We need to win shit locally, and shit that will have material impacts on peoples lives. A GND for Communities will most do that. And build the case that the government should be and can be effective in providing real change for working people.
Finally, to win massive climate legislation, we need to continue vying for state power, through the election of GND champions. By supporting our entire movement on GND for Communities campaigns, we can see it as a deep investment in getting towards this goal. But we must do it right. We must see community organizing as a long-term strategy, and set our movement's sights, in their local Green New Deal campaigns, as organizing opportunities towards the 2024, 2026 and 2028 federal elections. And the metric of our success; can we use our organizing locally, as a sort of structure test during federal elections? (e.g., can we mobilize our movement during these critical elections? To elect GND champions, and to set us up to mass federal climate legislation.)
Conclusion
First, if you’ve made it this far, thanks for reading! I want to wrap by saying that over break, I spent an hour crying my eyes out, terrified that all our efforts, all our organizing, all this work, would be for not. That we’d be unable to stop the capitalist class, unable to stop the fossil fuel industry, from turning society into a hellscape rife with disaster, mass death and devastation.

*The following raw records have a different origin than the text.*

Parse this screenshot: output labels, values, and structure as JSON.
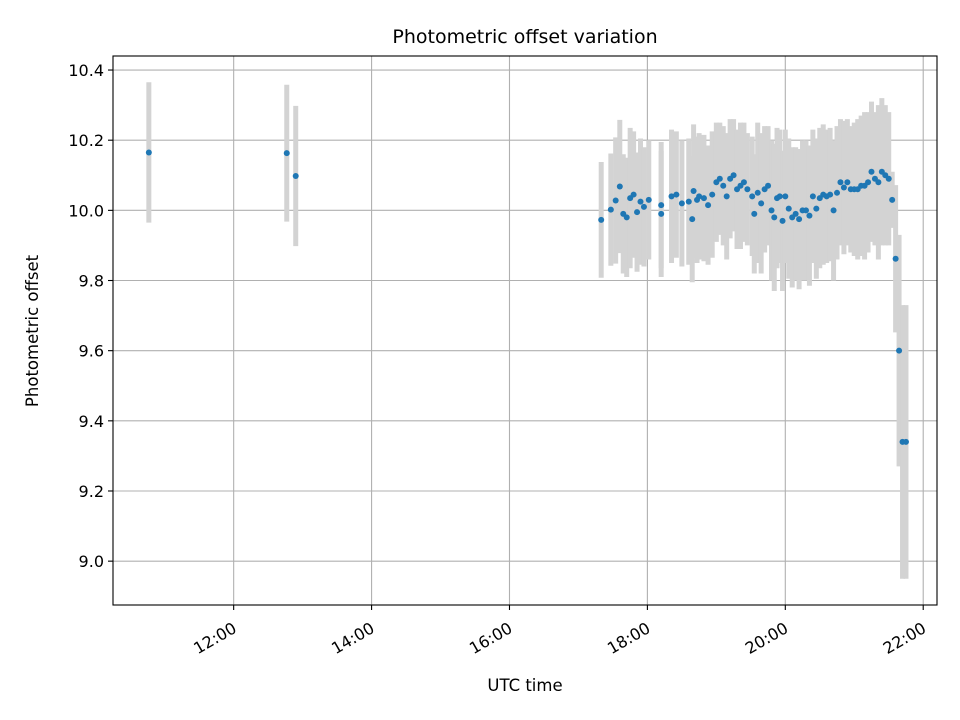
{
  "chart_data": {
    "type": "scatter",
    "title": "Photometric offset variation",
    "xlabel": "UTC time",
    "ylabel": "Photometric offset",
    "x_unit": "UTC hour",
    "xlim": [
      10.25,
      22.2
    ],
    "ylim": [
      8.875,
      10.44
    ],
    "grid": true,
    "legend": "none",
    "x_ticks": [
      {
        "value": 12,
        "label": "12:00"
      },
      {
        "value": 14,
        "label": "14:00"
      },
      {
        "value": 16,
        "label": "16:00"
      },
      {
        "value": 18,
        "label": "18:00"
      },
      {
        "value": 20,
        "label": "20:00"
      },
      {
        "value": 22,
        "label": "22:00"
      }
    ],
    "y_ticks": [
      {
        "value": 9.0,
        "label": "9.0"
      },
      {
        "value": 9.2,
        "label": "9.2"
      },
      {
        "value": 9.4,
        "label": "9.4"
      },
      {
        "value": 9.6,
        "label": "9.6"
      },
      {
        "value": 9.8,
        "label": "9.8"
      },
      {
        "value": 10.0,
        "label": "10.0"
      },
      {
        "value": 10.2,
        "label": "10.2"
      },
      {
        "value": 10.4,
        "label": "10.4"
      }
    ],
    "colors": {
      "points": "#1f77b4",
      "errorbars": "#d3d3d3",
      "grid": "#b0b0b0"
    },
    "series": [
      {
        "x": [
          10.77,
          12.77,
          12.9,
          17.33,
          17.47,
          17.54,
          17.6,
          17.65,
          17.7,
          17.75,
          17.8,
          17.85,
          17.9,
          17.95,
          18.02,
          18.2,
          18.2,
          18.35,
          18.42,
          18.5,
          18.6,
          18.65,
          18.67,
          18.72,
          18.75,
          18.82,
          18.88,
          18.94,
          19.0,
          19.05,
          19.1,
          19.15,
          19.2,
          19.25,
          19.3,
          19.35,
          19.4,
          19.45,
          19.52,
          19.55,
          19.6,
          19.65,
          19.7,
          19.75,
          19.8,
          19.84,
          19.88,
          19.92,
          19.96,
          20.0,
          20.05,
          20.1,
          20.15,
          20.2,
          20.25,
          20.3,
          20.35,
          20.4,
          20.45,
          20.5,
          20.55,
          20.6,
          20.65,
          20.7,
          20.75,
          20.8,
          20.85,
          20.9,
          20.95,
          21.0,
          21.05,
          21.1,
          21.15,
          21.2,
          21.25,
          21.3,
          21.35,
          21.4,
          21.45,
          21.5,
          21.55,
          21.6,
          21.65,
          21.7,
          21.75
        ],
        "y": [
          10.165,
          10.163,
          10.098,
          9.973,
          10.002,
          10.028,
          10.068,
          9.99,
          9.98,
          10.035,
          10.045,
          9.995,
          10.025,
          10.01,
          10.03,
          9.99,
          10.015,
          10.04,
          10.045,
          10.02,
          10.025,
          9.975,
          10.055,
          10.03,
          10.04,
          10.035,
          10.015,
          10.045,
          10.08,
          10.09,
          10.07,
          10.04,
          10.09,
          10.1,
          10.06,
          10.07,
          10.08,
          10.06,
          10.04,
          9.99,
          10.05,
          10.02,
          10.06,
          10.07,
          10.0,
          9.98,
          10.035,
          10.04,
          9.97,
          10.04,
          10.005,
          9.98,
          9.99,
          9.975,
          10.0,
          10.0,
          9.985,
          10.04,
          10.005,
          10.035,
          10.045,
          10.04,
          10.045,
          10.0,
          10.05,
          10.08,
          10.065,
          10.08,
          10.06,
          10.06,
          10.06,
          10.07,
          10.07,
          10.08,
          10.11,
          10.09,
          10.08,
          10.11,
          10.1,
          10.09,
          10.03,
          9.862,
          9.6,
          9.34,
          9.34
        ],
        "yerr": [
          0.2,
          0.195,
          0.2,
          0.165,
          0.16,
          0.18,
          0.19,
          0.17,
          0.17,
          0.2,
          0.18,
          0.17,
          0.18,
          0.17,
          0.17,
          0.18,
          0.18,
          0.19,
          0.18,
          0.18,
          0.18,
          0.18,
          0.19,
          0.18,
          0.18,
          0.18,
          0.17,
          0.18,
          0.17,
          0.16,
          0.17,
          0.18,
          0.17,
          0.16,
          0.17,
          0.18,
          0.17,
          0.16,
          0.17,
          0.17,
          0.2,
          0.2,
          0.18,
          0.17,
          0.2,
          0.21,
          0.2,
          0.19,
          0.2,
          0.19,
          0.2,
          0.2,
          0.19,
          0.2,
          0.2,
          0.2,
          0.2,
          0.19,
          0.2,
          0.2,
          0.2,
          0.19,
          0.19,
          0.2,
          0.19,
          0.18,
          0.19,
          0.18,
          0.18,
          0.19,
          0.2,
          0.2,
          0.21,
          0.2,
          0.2,
          0.19,
          0.22,
          0.21,
          0.2,
          0.19,
          0.08,
          0.21,
          0.33,
          0.39,
          0.39
        ]
      }
    ]
  }
}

And then I got my shit together, and said well dammit. If the ruling class can plan, can be strategic, can build and maintain power, can get what they want, so can I. So can we. So can the working class. And so can like Left. Organize, don't antagonize. And these reflections come from that place.
In writing this, my hope isn’t that this analysis is right or entirely correct or spot on, but that it sparks a convo between us, as leadership in frontloading, as leadership in Sunrise, to be think about how we can be as strategic as possible, in making choices about how we think we pass massive federal legislation. About what we think our best shot at passing massive federal legislation to avert climate catastrophe is.
For, the fate of the world, and future generations, could depend on our movement (and movements now, working on climate legislation) getting that right.